The answer is yes, by an Abramov-Rohlin type formula of Ledrappier and Walters ("A relativised variational principle for continuous transformations", p.569, Thm.2.1; they prove the statement for pressure).
Theorem (Ledrappier-Walters): Let $X,Y$ be compact metric, $S:X\to X$, $T:Y\to Y$ be continuous, $\pi:X\to Y$ be a continuous surjection such that $\pi\circ S=T\circ \pi$ (so that $T$ is a topological factor of $S$). Then for any $\nu\in\operatorname{Prob}(Y,T)$:
\begin{align*} \operatorname{ent}_{\nu}(T) &\leq \inf_{\substack{\mu\in\operatorname{Prob(X,S)}\\\pi_\ast(\mu)=\nu}} \operatorname{ent}_{\mu}(S) \\ &\leq \sup_{\substack{\mu\in\operatorname{Prob(X,S)}\\\pi_\ast(\mu)=\nu}} \operatorname{ent}_{\mu}(S) = \operatorname{ent}_{\nu}(T) + \int_Y \operatorname{topent}(S;\pi^{-1}(y))\, d\nu(y). \end{align*}
Here $\operatorname{topent}(S;\pi^{-1}(y))$ is defined using $(S,n,\epsilon)$-separated subsets of $\pi^{-1}(y)$ (or sets that $(S,n,\epsilon)$-span $\pi^{-1}(y)$), and $y\mapsto \operatorname{topent}(S;\pi^{-1}(y))$ is measurable. When a fiber $\pi^{-1}(y)$ is finite it's straighforward that $\operatorname{topent}(S;\pi^{-1}(y))=0$; when each fiber is finite (not necessarily uniformly so) the integral on the RHS vanishes.

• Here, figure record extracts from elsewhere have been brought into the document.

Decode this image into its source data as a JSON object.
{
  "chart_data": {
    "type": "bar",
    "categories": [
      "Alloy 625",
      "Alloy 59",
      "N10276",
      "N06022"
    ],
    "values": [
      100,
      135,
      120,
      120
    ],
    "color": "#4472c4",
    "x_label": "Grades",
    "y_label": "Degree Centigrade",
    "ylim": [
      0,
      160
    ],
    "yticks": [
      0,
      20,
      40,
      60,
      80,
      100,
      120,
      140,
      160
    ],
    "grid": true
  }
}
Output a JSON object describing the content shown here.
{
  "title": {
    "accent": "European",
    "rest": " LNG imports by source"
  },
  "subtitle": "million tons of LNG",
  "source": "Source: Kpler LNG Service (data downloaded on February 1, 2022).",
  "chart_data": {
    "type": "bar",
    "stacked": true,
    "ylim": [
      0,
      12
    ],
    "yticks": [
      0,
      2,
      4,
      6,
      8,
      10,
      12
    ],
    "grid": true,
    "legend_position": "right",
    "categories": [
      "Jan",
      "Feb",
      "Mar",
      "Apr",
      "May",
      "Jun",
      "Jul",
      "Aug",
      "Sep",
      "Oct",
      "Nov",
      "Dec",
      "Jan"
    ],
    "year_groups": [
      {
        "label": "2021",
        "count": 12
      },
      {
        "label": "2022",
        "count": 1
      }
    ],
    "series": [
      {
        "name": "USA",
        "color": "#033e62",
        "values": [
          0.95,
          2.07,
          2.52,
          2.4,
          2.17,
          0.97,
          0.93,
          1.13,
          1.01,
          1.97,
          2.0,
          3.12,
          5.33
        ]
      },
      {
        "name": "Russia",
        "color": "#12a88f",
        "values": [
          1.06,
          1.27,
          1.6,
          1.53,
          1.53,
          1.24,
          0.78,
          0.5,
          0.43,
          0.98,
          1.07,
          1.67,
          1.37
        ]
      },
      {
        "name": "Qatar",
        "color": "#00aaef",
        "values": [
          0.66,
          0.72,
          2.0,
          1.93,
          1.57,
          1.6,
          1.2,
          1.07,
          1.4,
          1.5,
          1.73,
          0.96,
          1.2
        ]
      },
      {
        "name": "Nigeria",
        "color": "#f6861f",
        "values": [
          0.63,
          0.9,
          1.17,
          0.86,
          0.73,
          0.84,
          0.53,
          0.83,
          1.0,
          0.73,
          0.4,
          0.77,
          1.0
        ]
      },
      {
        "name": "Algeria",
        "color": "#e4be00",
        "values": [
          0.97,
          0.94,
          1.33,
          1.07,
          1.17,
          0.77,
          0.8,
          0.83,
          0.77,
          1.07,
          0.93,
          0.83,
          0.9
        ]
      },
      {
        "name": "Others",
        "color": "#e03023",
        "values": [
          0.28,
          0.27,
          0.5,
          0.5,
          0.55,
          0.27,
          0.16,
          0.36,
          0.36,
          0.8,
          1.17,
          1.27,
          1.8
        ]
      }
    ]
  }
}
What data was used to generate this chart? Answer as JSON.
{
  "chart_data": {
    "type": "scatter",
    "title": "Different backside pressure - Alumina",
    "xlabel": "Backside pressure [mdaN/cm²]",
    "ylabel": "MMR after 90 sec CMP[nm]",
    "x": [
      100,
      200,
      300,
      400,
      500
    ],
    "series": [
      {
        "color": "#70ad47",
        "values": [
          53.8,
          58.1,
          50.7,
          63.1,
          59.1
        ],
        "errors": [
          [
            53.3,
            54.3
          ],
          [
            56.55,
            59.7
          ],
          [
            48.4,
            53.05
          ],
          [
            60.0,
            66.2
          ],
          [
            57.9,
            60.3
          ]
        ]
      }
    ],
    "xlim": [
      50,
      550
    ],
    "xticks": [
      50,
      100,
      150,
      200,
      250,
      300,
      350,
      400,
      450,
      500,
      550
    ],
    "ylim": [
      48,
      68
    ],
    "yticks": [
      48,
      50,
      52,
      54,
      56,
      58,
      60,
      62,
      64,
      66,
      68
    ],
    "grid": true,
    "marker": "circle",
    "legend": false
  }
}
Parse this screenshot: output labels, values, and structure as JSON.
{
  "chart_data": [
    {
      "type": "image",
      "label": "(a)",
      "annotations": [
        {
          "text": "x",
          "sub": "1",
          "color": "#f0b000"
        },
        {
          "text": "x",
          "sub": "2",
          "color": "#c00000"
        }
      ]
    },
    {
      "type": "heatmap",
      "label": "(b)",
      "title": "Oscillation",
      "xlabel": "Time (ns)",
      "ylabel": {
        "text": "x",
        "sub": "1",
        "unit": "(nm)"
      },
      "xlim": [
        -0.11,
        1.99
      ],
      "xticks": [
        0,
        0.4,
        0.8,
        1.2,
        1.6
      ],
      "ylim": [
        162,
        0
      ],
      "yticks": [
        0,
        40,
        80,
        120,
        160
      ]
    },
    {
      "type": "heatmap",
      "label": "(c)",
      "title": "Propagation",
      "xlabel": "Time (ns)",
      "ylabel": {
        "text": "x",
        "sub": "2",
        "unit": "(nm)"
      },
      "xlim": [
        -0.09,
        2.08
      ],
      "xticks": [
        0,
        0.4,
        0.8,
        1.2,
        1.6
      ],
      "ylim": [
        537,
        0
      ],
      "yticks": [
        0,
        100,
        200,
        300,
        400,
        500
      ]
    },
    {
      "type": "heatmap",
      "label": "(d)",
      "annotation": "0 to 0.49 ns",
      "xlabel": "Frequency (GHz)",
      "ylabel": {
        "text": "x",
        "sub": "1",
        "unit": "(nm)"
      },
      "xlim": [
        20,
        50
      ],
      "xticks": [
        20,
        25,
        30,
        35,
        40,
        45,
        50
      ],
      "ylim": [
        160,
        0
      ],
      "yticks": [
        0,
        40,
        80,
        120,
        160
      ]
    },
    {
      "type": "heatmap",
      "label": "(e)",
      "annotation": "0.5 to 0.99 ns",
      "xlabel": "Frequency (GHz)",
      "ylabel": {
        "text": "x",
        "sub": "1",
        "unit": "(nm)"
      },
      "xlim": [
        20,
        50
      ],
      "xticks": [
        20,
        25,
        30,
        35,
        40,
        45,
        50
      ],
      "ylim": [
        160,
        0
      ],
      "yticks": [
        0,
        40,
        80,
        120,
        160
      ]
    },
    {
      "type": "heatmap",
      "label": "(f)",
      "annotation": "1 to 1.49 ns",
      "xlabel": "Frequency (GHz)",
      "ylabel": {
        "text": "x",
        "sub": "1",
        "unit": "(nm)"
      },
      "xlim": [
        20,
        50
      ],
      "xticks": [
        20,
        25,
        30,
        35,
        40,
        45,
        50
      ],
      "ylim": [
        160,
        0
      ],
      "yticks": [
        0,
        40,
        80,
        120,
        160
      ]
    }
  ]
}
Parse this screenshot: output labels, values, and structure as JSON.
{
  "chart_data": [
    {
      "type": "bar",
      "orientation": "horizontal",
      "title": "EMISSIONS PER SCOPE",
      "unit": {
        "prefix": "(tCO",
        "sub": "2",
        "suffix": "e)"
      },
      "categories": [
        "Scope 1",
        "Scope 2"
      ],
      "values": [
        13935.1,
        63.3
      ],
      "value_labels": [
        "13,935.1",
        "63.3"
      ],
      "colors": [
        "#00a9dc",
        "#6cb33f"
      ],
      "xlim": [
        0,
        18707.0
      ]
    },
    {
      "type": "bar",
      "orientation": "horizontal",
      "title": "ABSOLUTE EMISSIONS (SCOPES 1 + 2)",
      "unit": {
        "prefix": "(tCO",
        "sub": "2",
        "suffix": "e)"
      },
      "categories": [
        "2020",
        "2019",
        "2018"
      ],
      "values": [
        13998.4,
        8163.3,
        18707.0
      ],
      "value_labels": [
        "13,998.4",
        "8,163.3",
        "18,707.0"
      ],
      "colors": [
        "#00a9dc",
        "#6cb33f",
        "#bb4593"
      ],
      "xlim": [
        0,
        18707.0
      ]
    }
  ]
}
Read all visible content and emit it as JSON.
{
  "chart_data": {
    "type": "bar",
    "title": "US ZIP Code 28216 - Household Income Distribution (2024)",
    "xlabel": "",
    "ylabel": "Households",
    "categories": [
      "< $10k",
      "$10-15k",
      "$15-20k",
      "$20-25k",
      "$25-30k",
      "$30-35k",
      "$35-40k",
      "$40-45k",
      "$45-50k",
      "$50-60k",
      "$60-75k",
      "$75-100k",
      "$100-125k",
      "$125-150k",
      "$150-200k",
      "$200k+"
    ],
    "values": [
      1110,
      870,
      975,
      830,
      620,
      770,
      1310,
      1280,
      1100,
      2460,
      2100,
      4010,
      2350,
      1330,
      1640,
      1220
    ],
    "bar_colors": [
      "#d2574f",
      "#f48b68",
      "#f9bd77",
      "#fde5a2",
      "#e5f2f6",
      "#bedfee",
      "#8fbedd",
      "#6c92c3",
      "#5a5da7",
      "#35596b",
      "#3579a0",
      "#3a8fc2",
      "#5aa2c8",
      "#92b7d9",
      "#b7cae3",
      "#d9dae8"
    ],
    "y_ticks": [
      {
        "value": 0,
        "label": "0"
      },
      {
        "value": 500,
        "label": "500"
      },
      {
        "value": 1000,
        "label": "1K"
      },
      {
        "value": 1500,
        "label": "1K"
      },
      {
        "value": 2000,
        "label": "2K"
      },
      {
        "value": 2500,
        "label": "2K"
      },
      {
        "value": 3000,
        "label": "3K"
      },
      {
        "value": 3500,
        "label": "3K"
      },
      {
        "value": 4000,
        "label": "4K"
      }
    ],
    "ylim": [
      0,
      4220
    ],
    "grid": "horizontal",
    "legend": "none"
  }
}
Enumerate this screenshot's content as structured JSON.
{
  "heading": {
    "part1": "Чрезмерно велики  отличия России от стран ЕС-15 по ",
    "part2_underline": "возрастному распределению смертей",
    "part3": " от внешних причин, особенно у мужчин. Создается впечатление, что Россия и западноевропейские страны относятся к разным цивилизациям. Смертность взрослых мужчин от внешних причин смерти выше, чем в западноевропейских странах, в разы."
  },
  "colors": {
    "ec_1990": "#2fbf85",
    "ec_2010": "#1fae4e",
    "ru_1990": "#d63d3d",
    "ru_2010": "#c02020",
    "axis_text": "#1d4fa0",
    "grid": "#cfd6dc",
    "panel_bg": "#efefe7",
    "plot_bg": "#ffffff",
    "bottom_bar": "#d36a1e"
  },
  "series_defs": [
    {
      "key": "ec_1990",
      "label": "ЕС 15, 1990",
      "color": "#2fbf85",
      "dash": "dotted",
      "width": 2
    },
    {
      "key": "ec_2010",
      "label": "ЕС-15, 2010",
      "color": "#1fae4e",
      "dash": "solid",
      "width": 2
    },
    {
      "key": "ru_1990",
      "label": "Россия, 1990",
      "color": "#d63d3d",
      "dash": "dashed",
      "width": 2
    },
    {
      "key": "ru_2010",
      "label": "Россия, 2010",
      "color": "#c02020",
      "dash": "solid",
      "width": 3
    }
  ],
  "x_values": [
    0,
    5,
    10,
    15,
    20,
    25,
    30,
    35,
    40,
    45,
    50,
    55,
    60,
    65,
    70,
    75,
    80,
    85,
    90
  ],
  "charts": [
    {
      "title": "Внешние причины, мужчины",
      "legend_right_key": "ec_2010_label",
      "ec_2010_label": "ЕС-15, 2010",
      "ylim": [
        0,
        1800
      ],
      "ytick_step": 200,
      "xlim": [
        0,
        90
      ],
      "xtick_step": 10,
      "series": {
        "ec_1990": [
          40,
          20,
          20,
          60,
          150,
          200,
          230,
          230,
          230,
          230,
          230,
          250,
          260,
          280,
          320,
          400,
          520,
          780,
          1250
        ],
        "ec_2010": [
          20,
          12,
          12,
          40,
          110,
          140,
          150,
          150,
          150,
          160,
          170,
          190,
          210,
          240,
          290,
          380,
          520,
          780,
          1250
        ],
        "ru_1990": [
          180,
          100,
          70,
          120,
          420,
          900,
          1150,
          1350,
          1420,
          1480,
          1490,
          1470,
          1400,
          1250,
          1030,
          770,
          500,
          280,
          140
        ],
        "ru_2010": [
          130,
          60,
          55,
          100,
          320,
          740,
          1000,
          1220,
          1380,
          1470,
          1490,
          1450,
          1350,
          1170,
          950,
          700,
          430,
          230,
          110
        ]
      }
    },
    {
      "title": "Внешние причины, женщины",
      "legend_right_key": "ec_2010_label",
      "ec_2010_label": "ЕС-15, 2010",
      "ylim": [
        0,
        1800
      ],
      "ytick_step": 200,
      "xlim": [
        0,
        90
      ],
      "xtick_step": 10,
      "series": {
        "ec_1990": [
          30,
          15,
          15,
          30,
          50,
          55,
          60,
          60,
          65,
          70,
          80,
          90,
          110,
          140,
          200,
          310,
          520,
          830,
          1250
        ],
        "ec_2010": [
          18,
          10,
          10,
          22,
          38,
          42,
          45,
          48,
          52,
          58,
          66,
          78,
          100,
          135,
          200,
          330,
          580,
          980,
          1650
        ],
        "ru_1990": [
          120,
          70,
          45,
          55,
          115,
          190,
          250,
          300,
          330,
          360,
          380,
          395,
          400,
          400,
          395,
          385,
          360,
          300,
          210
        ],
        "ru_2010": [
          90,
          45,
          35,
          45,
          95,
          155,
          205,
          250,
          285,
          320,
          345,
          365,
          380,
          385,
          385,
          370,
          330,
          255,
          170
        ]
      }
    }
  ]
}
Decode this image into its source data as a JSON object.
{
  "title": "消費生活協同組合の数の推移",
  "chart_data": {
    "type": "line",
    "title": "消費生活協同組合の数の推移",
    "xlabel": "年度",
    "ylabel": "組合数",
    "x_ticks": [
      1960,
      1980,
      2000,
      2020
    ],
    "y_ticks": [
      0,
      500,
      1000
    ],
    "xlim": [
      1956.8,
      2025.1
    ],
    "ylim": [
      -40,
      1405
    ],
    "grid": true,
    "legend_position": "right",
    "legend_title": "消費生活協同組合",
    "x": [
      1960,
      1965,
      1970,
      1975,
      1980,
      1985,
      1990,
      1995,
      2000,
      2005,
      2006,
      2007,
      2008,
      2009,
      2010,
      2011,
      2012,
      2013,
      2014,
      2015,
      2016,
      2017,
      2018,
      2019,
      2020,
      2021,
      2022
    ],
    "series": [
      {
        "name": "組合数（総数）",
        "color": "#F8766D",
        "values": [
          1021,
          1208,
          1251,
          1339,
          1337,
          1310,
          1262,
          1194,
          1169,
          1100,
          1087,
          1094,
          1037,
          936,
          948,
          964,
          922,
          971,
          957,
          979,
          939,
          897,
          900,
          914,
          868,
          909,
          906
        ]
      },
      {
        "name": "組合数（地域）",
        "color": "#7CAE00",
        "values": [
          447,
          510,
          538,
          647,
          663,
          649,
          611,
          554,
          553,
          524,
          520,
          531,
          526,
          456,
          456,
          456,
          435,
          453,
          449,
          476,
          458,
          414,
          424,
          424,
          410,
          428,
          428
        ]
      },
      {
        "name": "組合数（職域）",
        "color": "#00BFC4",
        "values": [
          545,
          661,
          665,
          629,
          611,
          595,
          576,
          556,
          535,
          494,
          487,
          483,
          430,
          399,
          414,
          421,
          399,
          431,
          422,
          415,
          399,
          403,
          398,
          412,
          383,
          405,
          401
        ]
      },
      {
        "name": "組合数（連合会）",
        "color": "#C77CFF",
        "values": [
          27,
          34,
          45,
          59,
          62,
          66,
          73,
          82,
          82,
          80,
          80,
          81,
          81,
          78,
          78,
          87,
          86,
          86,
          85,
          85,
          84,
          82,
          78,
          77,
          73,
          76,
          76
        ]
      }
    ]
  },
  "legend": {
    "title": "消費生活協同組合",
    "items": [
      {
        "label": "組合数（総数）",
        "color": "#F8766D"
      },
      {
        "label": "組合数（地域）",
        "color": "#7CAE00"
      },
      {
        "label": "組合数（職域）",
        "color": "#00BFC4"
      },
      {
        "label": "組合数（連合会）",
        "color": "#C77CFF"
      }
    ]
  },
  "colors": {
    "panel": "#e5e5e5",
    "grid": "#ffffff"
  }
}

Let me also mention that this theorem builds on an analogous theorem on topological entropy of Bowen:
Theorem (Bowen): With $X,Y,S,T,\pi$ as in the previous theorem,
\begin{align*} \operatorname{topent}(T) &\leq \operatorname{topent}(S) \\ &\leq \operatorname{topent}(T) + \sup_{y\in Y} \operatorname{topent}(S;\pi^{-1}(y)). \end{align*}
Bowen's proof of this is combinatorial, and the theorem gives the topological version of what you are asking. Of course via the variational principle the Ledrappier-Walters formula also gives it. Robinson's Dynamical Systems: Stability, Symbolic Dynamics, and Chaos has a proof of the uniformly finite fibers case for the topological entropy (p.340,Thm.1.8 of the first edition). I haven't read it but one might be able to adapt it to bypass Ledrappier-Walters.